Page 58 - D. Cancer biology
P. 58
[D. Cancer biology-42]
Epigenetically transitional cancer cells show short-term
resistance and change into medium-term-resistant cells by
drug treatment
Shiv Poojan¹, Seung-Hyun Bae¹˙², Jae-Woong Min³˙⁴˙⁵, Eun Young Lee¹, Yura Song¹, Hee Yeon Kim¹, Hye
Won Sim¹, Eun-Kyung Kang¹, Young-Ho Kim¹, Hae-Ock Lee³˙⁴˙⁵, Yourae Hong³˙⁴˙⁵, Woong-Yang Park³˙⁴˙⁵,
Hyonchol Jang¹˙²˙*, Kyeong-Man Hong¹˙*
¹Research Institute, National Cancer Center, Goyang-si KS009, Korea, ²Department of Cancer Biomedical Science, National Cancer Center
Graduate School of Cancer Science and Policy, Goyang-si KS009, Korea, ³Samsung Genome Institute, Samsung Medical Center, Seoul KS013,
Korea, ⁴Department of Molecular Cell Biology, Sungkyunkwan University School of Medicine, Suwon KS002, Korea, ⁵Department of Health
Sciences and Technology, Sungkyunkwan University, Seoul KS013, Korea
Epigenetically reprogrammed cancer cells for H460 (R-H460) were established by transient introduction of
reprogramming factors.
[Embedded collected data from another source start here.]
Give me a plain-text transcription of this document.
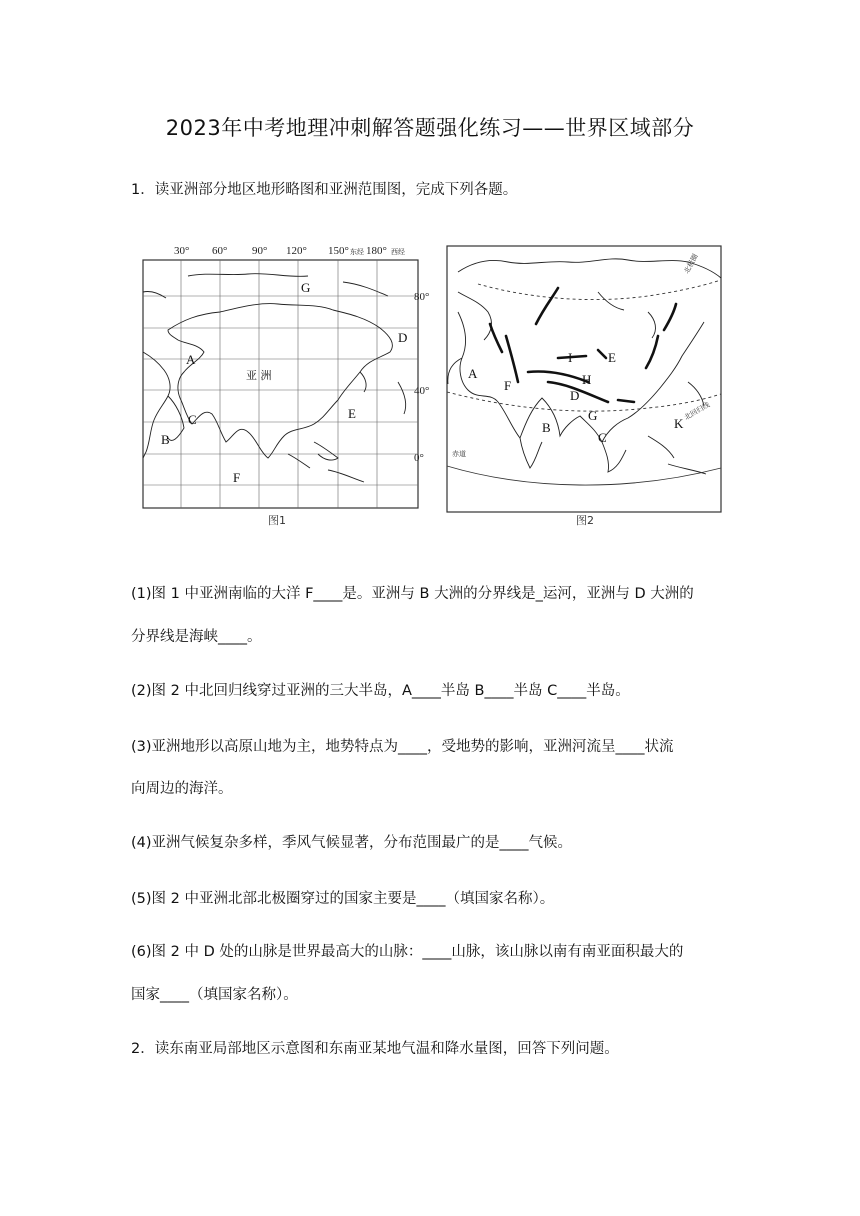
2023年中考地理冲刺解答题强化练习——世界区域部分
1．读亚洲部分地区地形略图和亚洲范围图，完成下列各题。
30° 60° 90° 120° 150° 东经 180° 西经
80°
40°
0°
G
D
A
C
B
E
F
亚 洲
图1
A
F
I	E
H
D
G
B
C
K
北极圈
北回归线
赤道
图2
(1)图 1 中亚洲南临的大洋 F____是。亚洲与 B 大洲的分界线是_运河，亚洲与 D 大洲的
分界线是海峡____。
(2)图 2 中北回归线穿过亚洲的三大半岛，A____半岛 B____半岛 C____半岛。
(3)亚洲地形以高原山地为主，地势特点为____，受地势的影响，亚洲河流呈____状流
向周边的海洋。
(4)亚洲气候复杂多样，季风气候显著，分布范围最广的是____气候。
(5)图 2 中亚洲北部北极圈穿过的国家主要是____（填国家名称）。
(6)图 2 中 D 处的山脉是世界最高大的山脉：____山脉，该山脉以南有南亚面积最大的
国家____（填国家名称）。
2．读东南亚局部地区示意图和东南亚某地气温和降水量图，回答下列问题。
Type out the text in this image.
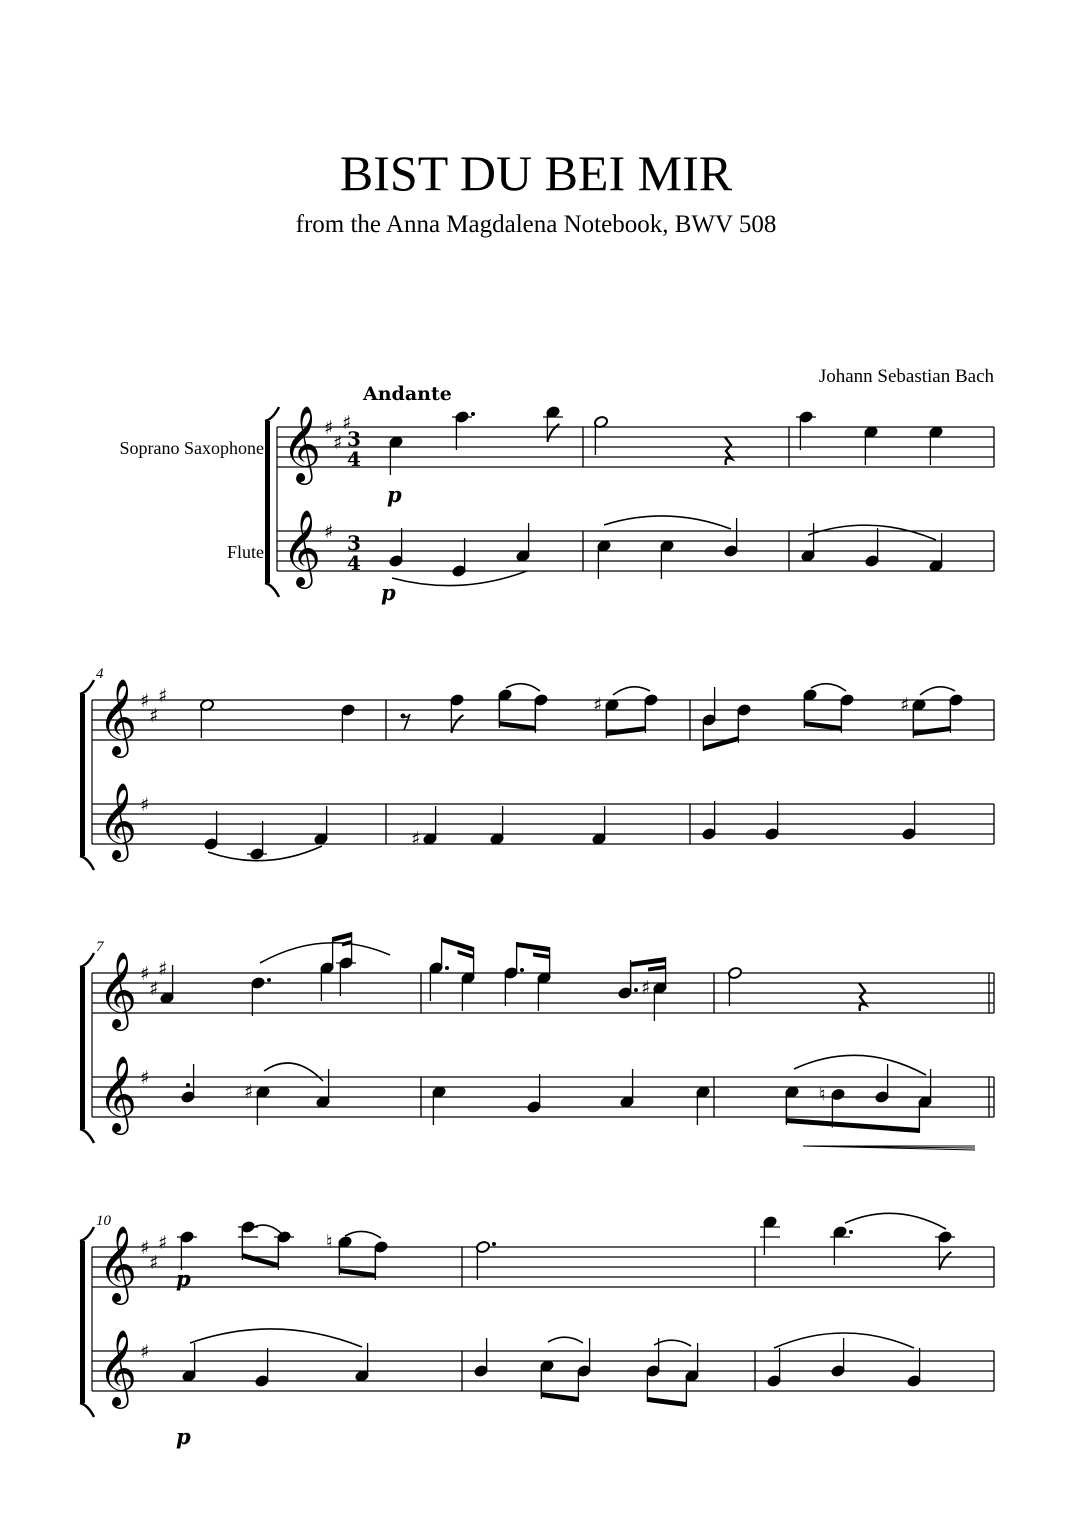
BIST DU BEI MIR
from the Anna Magdalena Notebook, BWV 508
Johann Sebastian Bach
Andante
Soprano Saxophone
Flute
𝄞
𝄞
♯
♯
♯
♯
3
4
3
4
𝄞
𝄞
♯
♯
♯
♯
4
𝄞
𝄞
♯
♯
♯
♯
7
𝄞
𝄞
♯
♯
♯
♯
10
p
p
♯	♯
♯
♯
♯	♮
♮
p
p
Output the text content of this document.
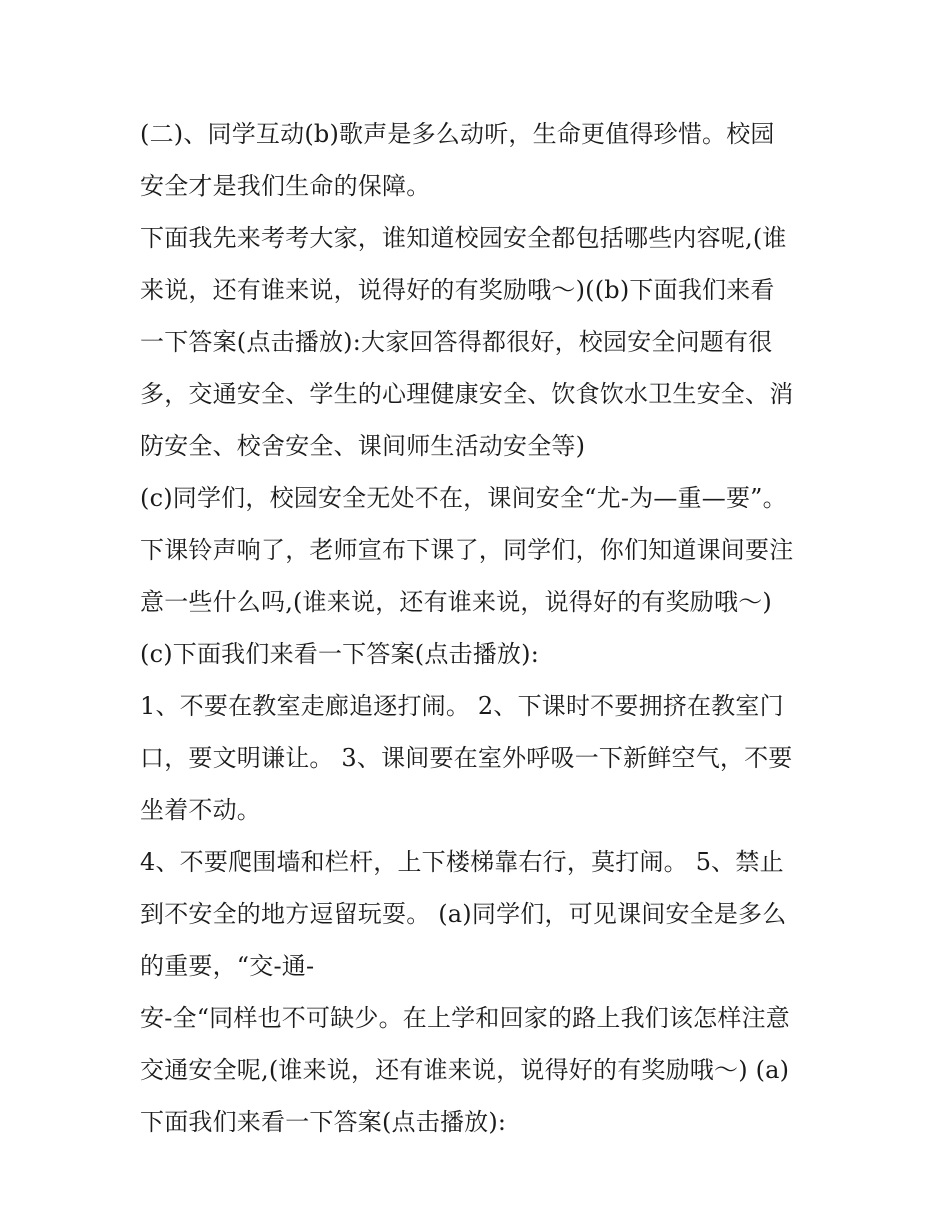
(二)、同学互动(b)歌声是多么动听，生命更值得珍惜。校园
安全才是我们生命的保障。
下面我先来考考大家，谁知道校园安全都包括哪些内容呢,(谁
来说，还有谁来说，说得好的有奖励哦～)((b)下面我们来看
一下答案(点击播放):大家回答得都很好，校园安全问题有很
多，交通安全、学生的心理健康安全、饮食饮水卫生安全、消
防安全、校舍安全、课间师生活动安全等)
(c)同学们，校园安全无处不在，课间安全“尤-为—重—要”。
下课铃声响了，老师宣布下课了，同学们，你们知道课间要注
意一些什么吗,(谁来说，还有谁来说，说得好的有奖励哦～)
(c)下面我们来看一下答案(点击播放):
1、不要在教室走廊追逐打闹。 2、下课时不要拥挤在教室门
口，要文明谦让。 3、课间要在室外呼吸一下新鲜空气，不要
坐着不动。
4、不要爬围墙和栏杆，上下楼梯靠右行，莫打闹。 5、禁止
到不安全的地方逗留玩耍。 (a)同学们，可见课间安全是多么
的重要，“交-通-
安-全“同样也不可缺少。在上学和回家的路上我们该怎样注意
交通安全呢,(谁来说，还有谁来说，说得好的有奖励哦～) (a)
下面我们来看一下答案(点击播放):
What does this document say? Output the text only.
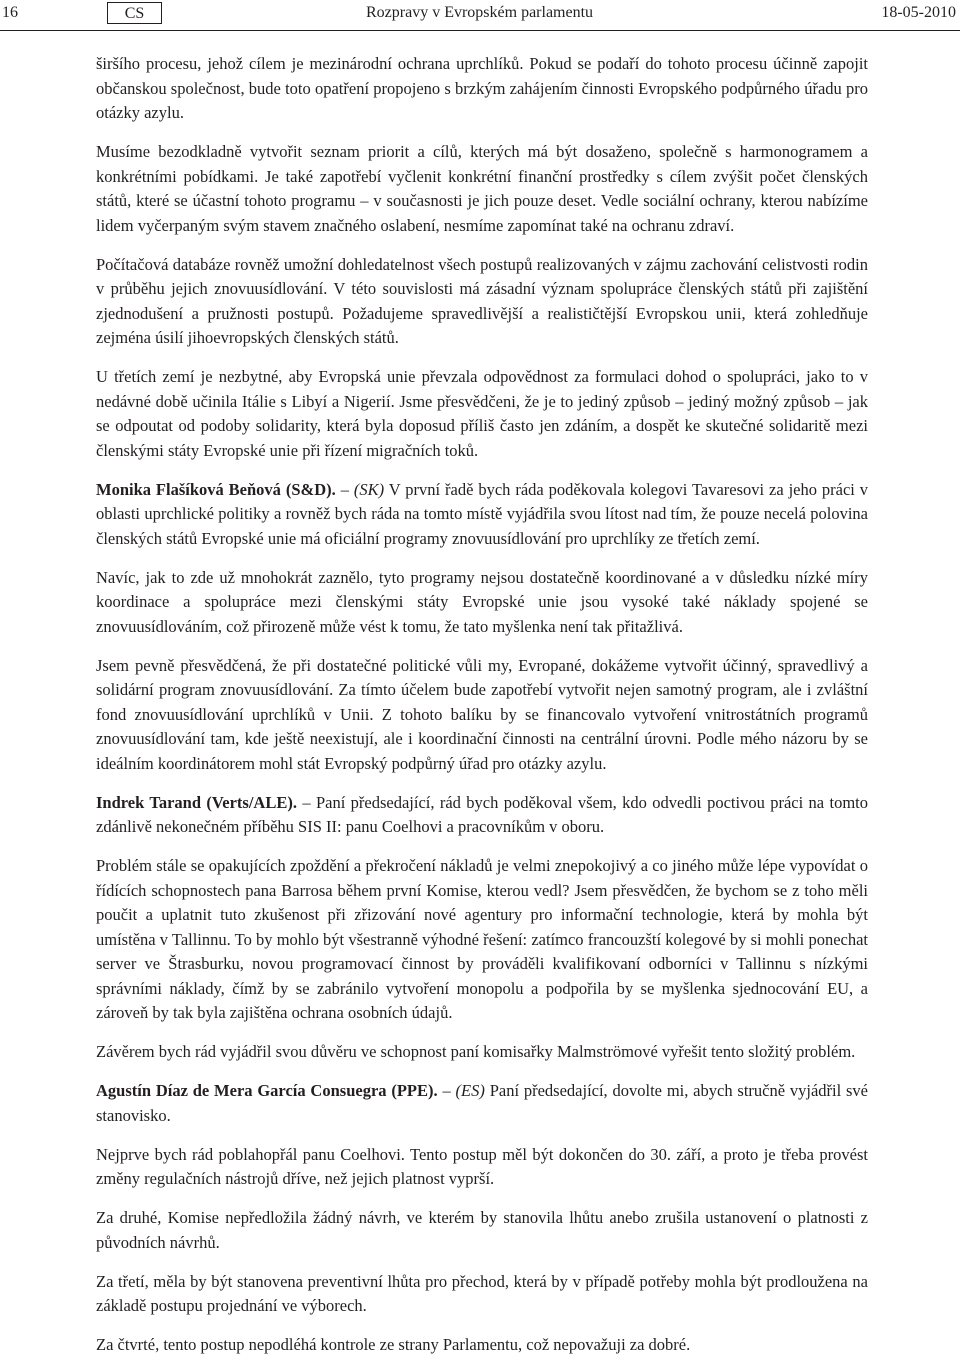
16	CS	Rozpravy v Evropském parlamentu	18-05-2010

širšího procesu, jehož cílem je mezinárodní ochrana uprchlíků. Pokud se podaří do tohoto procesu účinně zapojit občanskou společnost, bude toto opatření propojeno s brzkým zahájením činnosti Evropského podpůrného úřadu pro otázky azylu.

Musíme bezodkladně vytvořit seznam priorit a cílů, kterých má být dosaženo, společně s harmonogramem a konkrétními pobídkami. Je také zapotřebí vyčlenit konkrétní finanční prostředky s cílem zvýšit počet členských států, které se účastní tohoto programu – v současnosti je jich pouze deset. Vedle sociální ochrany, kterou nabízíme lidem vyčerpaným svým stavem značného oslabení, nesmíme zapomínat také na ochranu zdraví.

Počítačová databáze rovněž umožní dohledatelnost všech postupů realizovaných v zájmu zachování celistvosti rodin v průběhu jejich znovuusídlování. V této souvislosti má zásadní význam spolupráce členských států při zajištění zjednodušení a pružnosti postupů. Požadujeme spravedlivější a realističtější Evropskou unii, která zohledňuje zejména úsilí jihoevropských členských států.

U třetích zemí je nezbytné, aby Evropská unie převzala odpovědnost za formulaci dohod o spolupráci, jako to v nedávné době učinila Itálie s Libyí a Nigerií. Jsme přesvědčeni, že je to jediný způsob – jediný možný způsob – jak se odpoutat od podoby solidarity, která byla doposud příliš často jen zdáním, a dospět ke skutečné solidaritě mezi členskými státy Evropské unie při řízení migračních toků.

Monika Flašíková Beňová (S&D). – (SK) V první řadě bych ráda poděkovala kolegovi Tavaresovi za jeho práci v oblasti uprchlické politiky a rovněž bych ráda na tomto místě vyjádřila svou lítost nad tím, že pouze necelá polovina členských států Evropské unie má oficiální programy znovuusídlování pro uprchlíky ze třetích zemí.

Navíc, jak to zde už mnohokrát zaznělo, tyto programy nejsou dostatečně koordinované a v důsledku nízké míry koordinace a spolupráce mezi členskými státy Evropské unie jsou vysoké také náklady spojené se znovuusídlováním, což přirozeně může vést k tomu, že tato myšlenka není tak přitažlivá.

Jsem pevně přesvědčená, že při dostatečné politické vůli my, Evropané, dokážeme vytvořit účinný, spravedlivý a solidární program znovuusídlování. Za tímto účelem bude zapotřebí vytvořit nejen samotný program, ale i zvláštní fond znovuusídlování uprchlíků v Unii. Z tohoto balíku by se financovalo vytvoření vnitrostátních programů znovuusídlování tam, kde ještě neexistují, ale i koordinační činnosti na centrální úrovni. Podle mého názoru by se ideálním koordinátorem mohl stát Evropský podpůrný úřad pro otázky azylu.

Indrek Tarand (Verts/ALE). – Paní předsedající, rád bych poděkoval všem, kdo odvedli poctivou práci na tomto zdánlivě nekonečném příběhu SIS II: panu Coelhovi a pracovníkům v oboru.

Problém stále se opakujících zpoždění a překročení nákladů je velmi znepokojivý a co jiného může lépe vypovídat o řídících schopnostech pana Barrosa během první Komise, kterou vedl? Jsem přesvědčen, že bychom se z toho měli poučit a uplatnit tuto zkušenost při zřizování nové agentury pro informační technologie, která by mohla být umístěna v Tallinnu. To by mohlo být všestranně výhodné řešení: zatímco francouzští kolegové by si mohli ponechat server ve Štrasburku, novou programovací činnost by prováděli kvalifikovaní odborníci v Tallinnu s nízkými správními náklady, čímž by se zabránilo vytvoření monopolu a podpořila by se myšlenka sjednocování EU, a zároveň by tak byla zajištěna ochrana osobních údajů.

Závěrem bych rád vyjádřil svou důvěru ve schopnost paní komisařky Malmströmové vyřešit tento složitý problém.

Agustín Díaz de Mera García Consuegra (PPE). – (ES) Paní předsedající, dovolte mi, abych stručně vyjádřil své stanovisko.

Nejprve bych rád poblahopřál panu Coelhovi. Tento postup měl být dokončen do 30. září, a proto je třeba provést změny regulačních nástrojů dříve, než jejich platnost vyprší.

Za druhé, Komise nepředložila žádný návrh, ve kterém by stanovila lhůtu anebo zrušila ustanovení o platnosti z původních návrhů.

Za třetí, měla by být stanovena preventivní lhůta pro přechod, která by v případě potřeby mohla být prodloužena na základě postupu projednání ve výborech.

Za čtvrté, tento postup nepodléhá kontrole ze strany Parlamentu, což nepovažuji za dobré.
Then, the R-H460 cells were induced to differentiate by withdrawal of stem cell media for
various durations, which resulted in differentiated R-H460 (dR-H460). The dR-H460 cells with 13-day differentiation
(13dR-H460 cells) formed significantly larger number of drug-resistant colonies to both cisplatin and paclitaxel, in
contrast to the dR-H460 cells with 40 day differentiation (40dR-H460 cells), which lost their drug resistance; this
suggests that 13dR-cancer cells are short-term (less than a month)-resistant cells. The resistant phenotype of the
cisplatin-resistant (CR) colonies obtained from cisplatin treatment was maintained for 2-3 months after drug
treatment, suggesting that drug treatments make short-term-resistant cells into medium-term-resistant ones. In
single-cell analyses, heterogeneity did not increase in 13dR-H460, suggesting that short-term-resistant cancer cells
rather than heterogeneous cells may confer epigenetic-driven drug resistance in our reprogrammed cancer model.
The epigenetic-driven drug-resistant mechanisms could provide new cancer-fighting strategies entailing control of
cancer cells under epigenetic transition.